Icône discrète de la chanson française, Jean-Jacques Goldman continue de fasciner bien au-delà de ses silences.

Retiré de la scène depuis des années, il demeure pourtant une figure tutélaire, aimée pour ses chansons autant que pour sa pudeur. Rarement, l’artiste a accepté d’évoquer ce qu’il protège le plus : sa famille.
Jean-Jacques Goldman est un paradoxe vivant. Absent des plateaux, silencieux depuis la sortie de Chansons pour les pieds en 2001, éloigné des Enfoirés depuis 2016, il reste pourtant l’artiste préféré des Français. Selon un sondage Ifop pour TF1 et LCI relayé par Paris Match, il occupe encore en 2025 la première place, pour la neuvième année consécutive. Une longévité affective exceptionnelle, à rebours des logiques de surexposition.
Cinquante ans de chansons gravées dans la mémoire collective
Goldman, c’est plus d’un demi-siècle de musique francophone. Auteur, compositeur, interprète, il a façonné une bande-son générationnelle, aussi bien à travers ses propres tubes que par ceux écrits pour d’autres. Son empreinte est notamment indissociable de Céline Dion, dont il a structuré deux albums majeurs dans les années 1990, D’eux et S’il suffisait d’aimer. Malgré ces succès planétaires, l’homme n’a jamais dévié de sa ligne : rester simple.
Un artiste anti-star, fidèle à la discrétion

Loin des codes du vedettariat, Goldman a toujours cultivé une forme de retrait volontaire. Il fuit les caméras, esquive les mondanités et refuse l’exposition de sa vie privée, au point d’en faire presque un manifeste. Cette pudeur, il l’a même mise en musique, notamment dans La Vie par procuration, où il évoque la curiosité intrusive de la presse. Une cohérence rare dans un milieu où l’intime devient souvent un produit.
Père de six enfants, loin des projecteurs
Derrière l’artiste se cache aussi un père de famille nombreuse. Jean-Jacques Goldman est le père de six enfants, nés de deux unions, un aspect de sa vie qu’il évoque à peine.

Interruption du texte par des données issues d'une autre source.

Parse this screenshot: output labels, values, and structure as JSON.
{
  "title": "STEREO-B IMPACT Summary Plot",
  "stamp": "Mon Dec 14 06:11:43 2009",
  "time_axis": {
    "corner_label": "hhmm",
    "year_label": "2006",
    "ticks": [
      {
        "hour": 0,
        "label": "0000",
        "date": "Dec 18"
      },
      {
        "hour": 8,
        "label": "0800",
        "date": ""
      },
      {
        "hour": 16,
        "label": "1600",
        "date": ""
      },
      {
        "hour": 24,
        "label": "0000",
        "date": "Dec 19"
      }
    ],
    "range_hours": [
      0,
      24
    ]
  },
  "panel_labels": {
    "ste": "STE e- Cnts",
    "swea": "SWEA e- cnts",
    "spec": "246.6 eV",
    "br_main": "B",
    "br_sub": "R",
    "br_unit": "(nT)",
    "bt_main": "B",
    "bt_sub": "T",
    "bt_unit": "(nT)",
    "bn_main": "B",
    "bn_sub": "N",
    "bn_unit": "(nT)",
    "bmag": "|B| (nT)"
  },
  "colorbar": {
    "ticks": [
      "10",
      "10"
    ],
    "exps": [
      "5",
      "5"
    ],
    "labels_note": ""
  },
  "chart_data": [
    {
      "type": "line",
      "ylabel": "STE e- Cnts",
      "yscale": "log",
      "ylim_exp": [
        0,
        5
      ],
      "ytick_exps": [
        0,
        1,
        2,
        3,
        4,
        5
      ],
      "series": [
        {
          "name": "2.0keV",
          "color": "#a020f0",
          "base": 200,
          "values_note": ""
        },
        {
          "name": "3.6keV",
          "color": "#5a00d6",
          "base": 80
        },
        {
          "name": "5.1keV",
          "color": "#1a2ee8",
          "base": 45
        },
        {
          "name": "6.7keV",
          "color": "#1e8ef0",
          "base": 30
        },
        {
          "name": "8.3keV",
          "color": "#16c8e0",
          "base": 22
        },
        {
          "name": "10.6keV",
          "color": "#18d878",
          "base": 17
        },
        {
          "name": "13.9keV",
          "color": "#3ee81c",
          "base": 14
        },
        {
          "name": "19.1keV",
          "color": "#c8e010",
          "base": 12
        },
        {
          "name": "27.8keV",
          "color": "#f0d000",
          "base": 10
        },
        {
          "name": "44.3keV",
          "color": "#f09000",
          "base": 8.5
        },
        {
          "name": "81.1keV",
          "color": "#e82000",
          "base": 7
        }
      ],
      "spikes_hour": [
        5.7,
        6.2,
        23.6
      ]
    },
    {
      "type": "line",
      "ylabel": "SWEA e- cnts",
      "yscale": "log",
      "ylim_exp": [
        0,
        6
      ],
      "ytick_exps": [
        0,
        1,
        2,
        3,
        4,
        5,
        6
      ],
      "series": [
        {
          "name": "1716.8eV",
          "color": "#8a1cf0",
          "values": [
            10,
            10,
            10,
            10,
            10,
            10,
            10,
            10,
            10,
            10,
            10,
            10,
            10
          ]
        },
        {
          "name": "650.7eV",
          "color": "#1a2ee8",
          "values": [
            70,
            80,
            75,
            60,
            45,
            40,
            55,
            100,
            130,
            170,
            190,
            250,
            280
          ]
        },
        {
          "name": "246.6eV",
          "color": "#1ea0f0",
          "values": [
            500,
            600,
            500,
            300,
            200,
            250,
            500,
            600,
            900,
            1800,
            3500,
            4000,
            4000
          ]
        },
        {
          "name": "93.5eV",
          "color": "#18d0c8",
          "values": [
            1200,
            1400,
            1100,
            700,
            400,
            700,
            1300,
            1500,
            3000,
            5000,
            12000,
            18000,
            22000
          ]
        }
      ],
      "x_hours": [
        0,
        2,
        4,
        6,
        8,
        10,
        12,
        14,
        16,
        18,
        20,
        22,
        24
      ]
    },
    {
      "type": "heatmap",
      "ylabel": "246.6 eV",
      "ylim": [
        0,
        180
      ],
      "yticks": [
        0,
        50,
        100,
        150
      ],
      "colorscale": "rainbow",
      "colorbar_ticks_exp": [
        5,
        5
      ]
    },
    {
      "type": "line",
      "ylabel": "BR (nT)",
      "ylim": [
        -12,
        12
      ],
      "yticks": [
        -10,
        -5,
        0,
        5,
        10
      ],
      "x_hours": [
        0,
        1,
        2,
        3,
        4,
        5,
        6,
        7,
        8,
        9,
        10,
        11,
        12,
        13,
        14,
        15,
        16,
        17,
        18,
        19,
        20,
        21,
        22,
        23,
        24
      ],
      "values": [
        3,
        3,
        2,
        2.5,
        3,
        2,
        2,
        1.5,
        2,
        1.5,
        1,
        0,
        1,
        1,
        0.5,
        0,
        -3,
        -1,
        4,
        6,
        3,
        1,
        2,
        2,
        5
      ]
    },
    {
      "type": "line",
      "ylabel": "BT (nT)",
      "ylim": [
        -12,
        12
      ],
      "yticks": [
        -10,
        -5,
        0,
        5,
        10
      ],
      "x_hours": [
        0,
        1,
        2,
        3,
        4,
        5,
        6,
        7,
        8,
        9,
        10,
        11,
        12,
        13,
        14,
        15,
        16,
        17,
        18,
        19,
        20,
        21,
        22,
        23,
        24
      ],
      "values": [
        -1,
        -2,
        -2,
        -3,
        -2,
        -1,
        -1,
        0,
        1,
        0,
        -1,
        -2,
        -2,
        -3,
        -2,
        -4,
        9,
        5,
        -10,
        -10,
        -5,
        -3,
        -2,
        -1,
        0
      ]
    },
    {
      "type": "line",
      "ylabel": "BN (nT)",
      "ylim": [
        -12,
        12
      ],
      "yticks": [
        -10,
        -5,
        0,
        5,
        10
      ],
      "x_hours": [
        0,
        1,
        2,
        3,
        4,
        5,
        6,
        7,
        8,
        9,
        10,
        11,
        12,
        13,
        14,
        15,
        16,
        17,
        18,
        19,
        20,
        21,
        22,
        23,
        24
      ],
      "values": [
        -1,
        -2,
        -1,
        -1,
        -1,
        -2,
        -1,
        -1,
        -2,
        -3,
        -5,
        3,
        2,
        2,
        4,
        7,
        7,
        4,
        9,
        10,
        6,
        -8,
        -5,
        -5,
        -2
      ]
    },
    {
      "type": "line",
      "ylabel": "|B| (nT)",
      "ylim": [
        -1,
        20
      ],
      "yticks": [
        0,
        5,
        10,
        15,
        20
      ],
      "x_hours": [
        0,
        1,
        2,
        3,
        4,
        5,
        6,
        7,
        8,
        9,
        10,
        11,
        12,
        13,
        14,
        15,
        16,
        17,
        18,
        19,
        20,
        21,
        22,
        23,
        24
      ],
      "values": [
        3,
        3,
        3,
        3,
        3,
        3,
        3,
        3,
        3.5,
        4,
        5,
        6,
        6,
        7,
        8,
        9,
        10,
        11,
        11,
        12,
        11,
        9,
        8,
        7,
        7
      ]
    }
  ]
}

De son premier mariage avec Catherine Morlet, célébré en 1975, sont nés Caroline, Michael et Nina. Chacun a suivi sa voie, loin du monde du spectacle, illustrant une volonté familiale de normalité.
Des parcours affirmés, hors du monde artistique
L’aînée, Caroline, est devenue psychologue pour enfants, une figure parfois controversée dans son domaine. Michael occupe aujourd’hui un poste clé dans l’industrie télévisuelle, puisqu’il est directeur de la Star Academy depuis 2022. Nina, quant à elle, est pédiatre. Trois trajectoires solides, ancrées dans le réel, qui traduisent une transmission de valeurs plus que de notoriété.
Une seconde vie familiale, toujours dans la retenue
En 2001, Goldman se remarie avec Nathalie Thu Huong-Lagier, professeure de mathématiques d’origine vietnamienne. De cette union naissent Maya, Kimi et Rose, trois enfants élevés, là encore, loin de toute mise en scène médiatique. L’artiste partage désormais sa vie entre la France et l’Angleterre, préservant cet équilibre familial qu’il a toujours jugé prioritaire.

Une confidence rare dans un exercice inconfortable
Les occasions où Jean-Jacques Goldman parle de ses enfants se comptent sur les doigts d’une main. En 2001, lors de son passage dans Fréquenstar, émission animée par Laurent Boyer, l’artiste se retrouve confronté à une question intime. Visiblement mal à l’aise, il accepte pourtant d’y répondre, fidèle à son honnêteté tranquille.
Une réponse révélatrice de valeurs profondes
Interrogé sur le rapport de ses enfants aux marques, aux piercings ou aux signes extérieurs, Goldman marque une pause, puis répond avec simplicité. Il explique que ses enfants n’y accordent aucune importance, ajoutant qu’ils se sentiraient même « un peu humiliés » à l’idée de porter des masques sociaux. Une réflexion sobre, mais lourde de sens, qui éclaire sa vision de l’éducation et du rapport au monde.